It's 2 in the morning, and I can't sleep. So I'm starting a blog. What? It's as good a reason as any. From what I've seen, some kind of witty title is obligatory for blogs. Instead, I’m using "Peace of Cake." It doesn't mean anything, except I like the sound of it. And I find cake peaceful.
I'm so, so tired, but I can't make myself go to sleep. Current status: unemployed, panicked about money and career. I'm going a little stir-crazy in my apartment. I'm spending my time looking for work on-line, dealing with unemployment and student loan deferment, and generally trying to ignore the pile of bills screaming at me. I debated selling myself on eBay, but I’m not sure what category to list myself under (I'd like to think of myself as a "collectable," but with my level of desperation I’d probably fit better under "specialty services").

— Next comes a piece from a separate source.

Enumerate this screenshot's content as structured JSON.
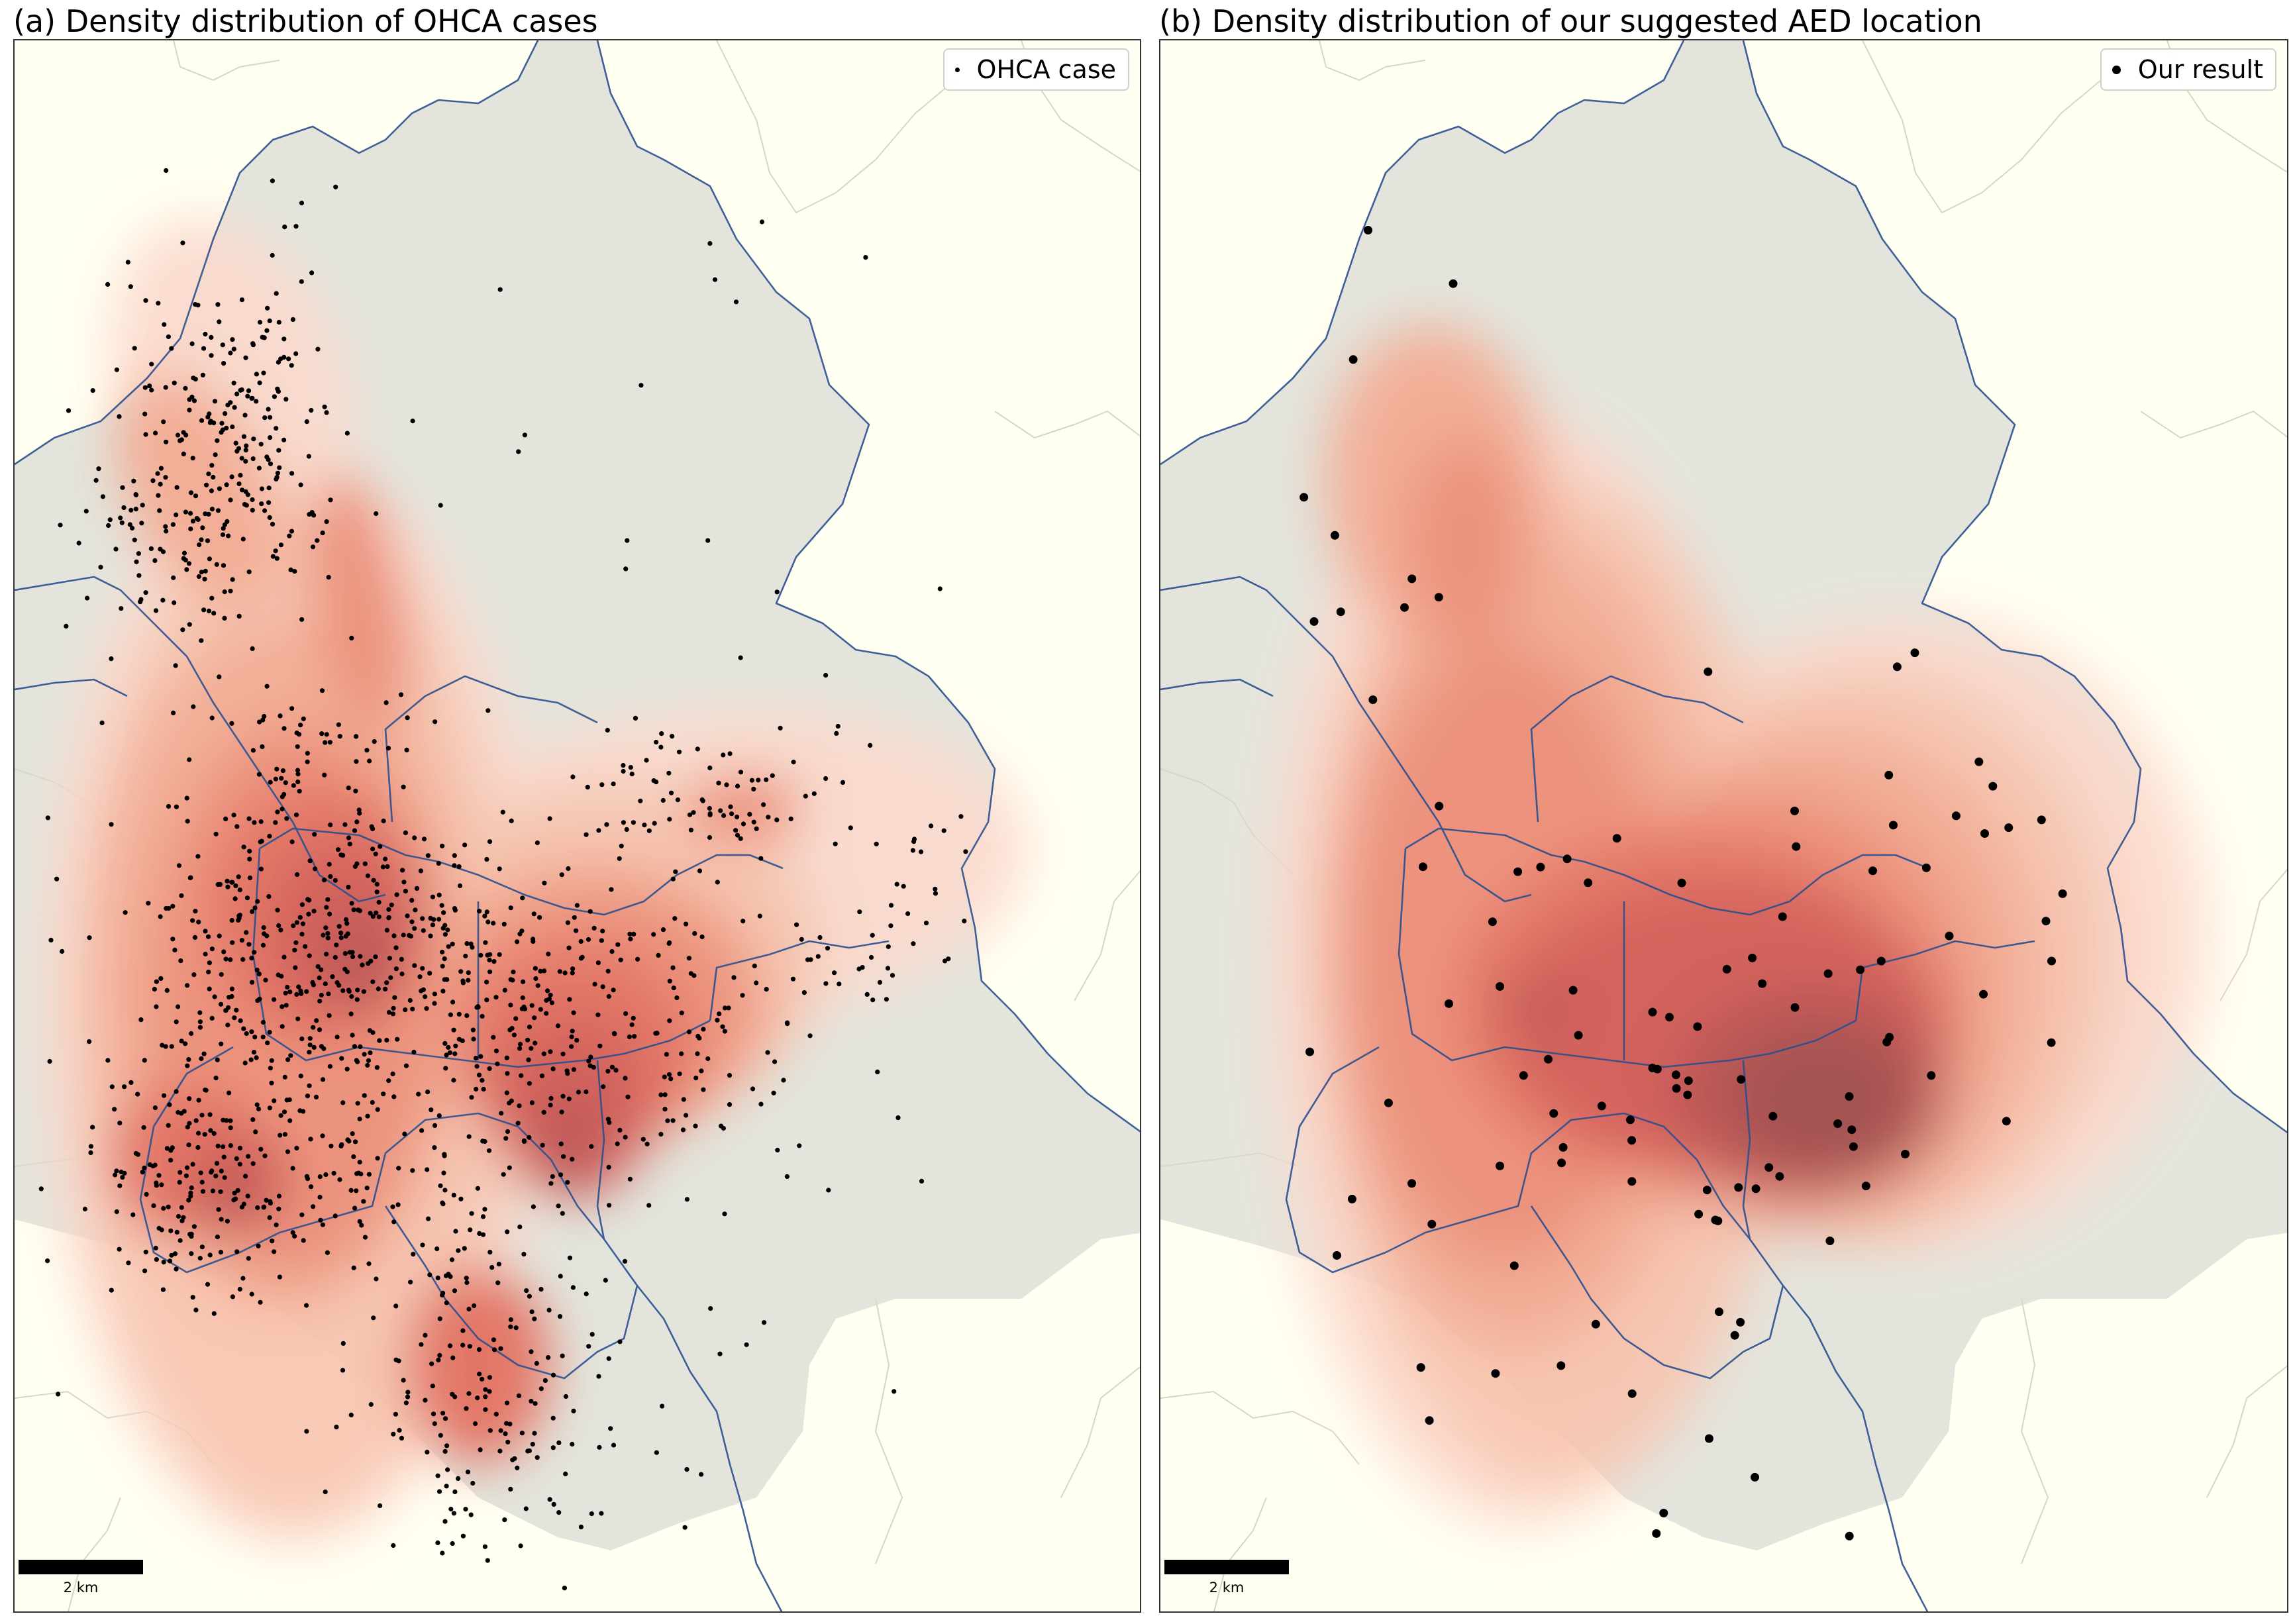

I went back to the gym today, first time in three and a half months. Not out of laziness (although I am absurdly lazy), I've been on tour. Back-up dancer for 50 Cent. (Wait, no - stage manager for "Charlotte’s Web." But wouldn’t that be awesome?) I was on the...whatever it's called, the thing that's halfway between a treadmill and step machine, listening to 80's pop on my iPod, and I think I was dancing. I wasn't intending to, but when I get really into music I tend to forget where I am and start lip-synching and moving to the beat. I kept almost falling off the elliptical thing and drawing stares from the people around me. I suppose the cardio room is a better place to do that than the weight room – it's slightly less butch. (Well, it is.) I do it on the subway all. the. time. It's a good way to get a seat to yourself – stare at the floor, sway slightly back and forth, and mutter "I think we’re alone now."